The Reserve Bank of Australia (RBA) has announced that it would keep the cash rate at 1.5 per cent, only two weeks after governor Philip Lowe said more interest rate cuts might be necessary to prevent rising inflation.
“The board judged that holding the stance of policy unchanged … would be consistent with sustainable growth in the economy and achieving the inflation target over time,” the RBA stated.
“The bank’s forecasts for output growth and inflation are little changed from those of three months ago,” Dr. Lowe said in a statement on Friday.
“Over the next year, the economy is forecast to grow at close to its potential rate, before gradually strengthening. Inflation is expected to pick up gradually over the next two years.”

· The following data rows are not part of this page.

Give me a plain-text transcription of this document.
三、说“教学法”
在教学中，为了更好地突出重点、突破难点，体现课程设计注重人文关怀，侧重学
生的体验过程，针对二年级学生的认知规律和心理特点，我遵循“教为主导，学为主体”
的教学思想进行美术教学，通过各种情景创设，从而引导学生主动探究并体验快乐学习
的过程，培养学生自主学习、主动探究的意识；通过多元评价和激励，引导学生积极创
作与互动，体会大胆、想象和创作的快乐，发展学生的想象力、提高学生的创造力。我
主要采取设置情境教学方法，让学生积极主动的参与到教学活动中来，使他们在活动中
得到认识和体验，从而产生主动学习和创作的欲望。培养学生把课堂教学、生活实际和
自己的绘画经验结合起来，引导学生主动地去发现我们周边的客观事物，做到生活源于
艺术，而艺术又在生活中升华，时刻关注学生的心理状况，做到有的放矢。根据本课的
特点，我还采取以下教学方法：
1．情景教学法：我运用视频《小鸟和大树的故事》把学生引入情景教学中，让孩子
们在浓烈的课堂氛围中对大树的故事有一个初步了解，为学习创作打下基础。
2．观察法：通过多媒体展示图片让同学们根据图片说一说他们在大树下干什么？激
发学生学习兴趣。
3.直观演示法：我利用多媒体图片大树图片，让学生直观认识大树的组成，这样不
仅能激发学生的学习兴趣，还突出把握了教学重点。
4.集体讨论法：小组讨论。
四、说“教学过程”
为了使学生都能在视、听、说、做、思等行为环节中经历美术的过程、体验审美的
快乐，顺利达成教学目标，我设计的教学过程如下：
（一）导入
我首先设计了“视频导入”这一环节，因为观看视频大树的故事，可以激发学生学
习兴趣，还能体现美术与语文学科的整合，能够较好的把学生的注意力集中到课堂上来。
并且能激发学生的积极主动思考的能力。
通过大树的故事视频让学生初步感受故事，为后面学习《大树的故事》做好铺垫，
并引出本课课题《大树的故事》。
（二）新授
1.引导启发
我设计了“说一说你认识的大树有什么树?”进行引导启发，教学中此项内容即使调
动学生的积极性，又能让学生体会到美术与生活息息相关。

The RBA also expected commodity prices to stabilise after inflating by 9.5 per cent in October.
Economists expect the rate to remain on hold, at least through 2017.
“Moving forward, if domestic economic data remains strong, there should be no reason for the Reserve Bank to change their stance on monetary policy,” said John Flavell, chief executive at Mortgage Choice. “As such, the cash rate could be left on hold at 1.5 per cent for the foreseeable future.”
“Even though the underlying inflation rate is still below the RBA’s target rate, ‘keeping its powder dry’ is absolutely the right monetary policy decision for the moment,” said Brendan Rynne, chief economist at KPMG. “Waiting for a clearer picture of which way the local and international economic forces are moving is smart.”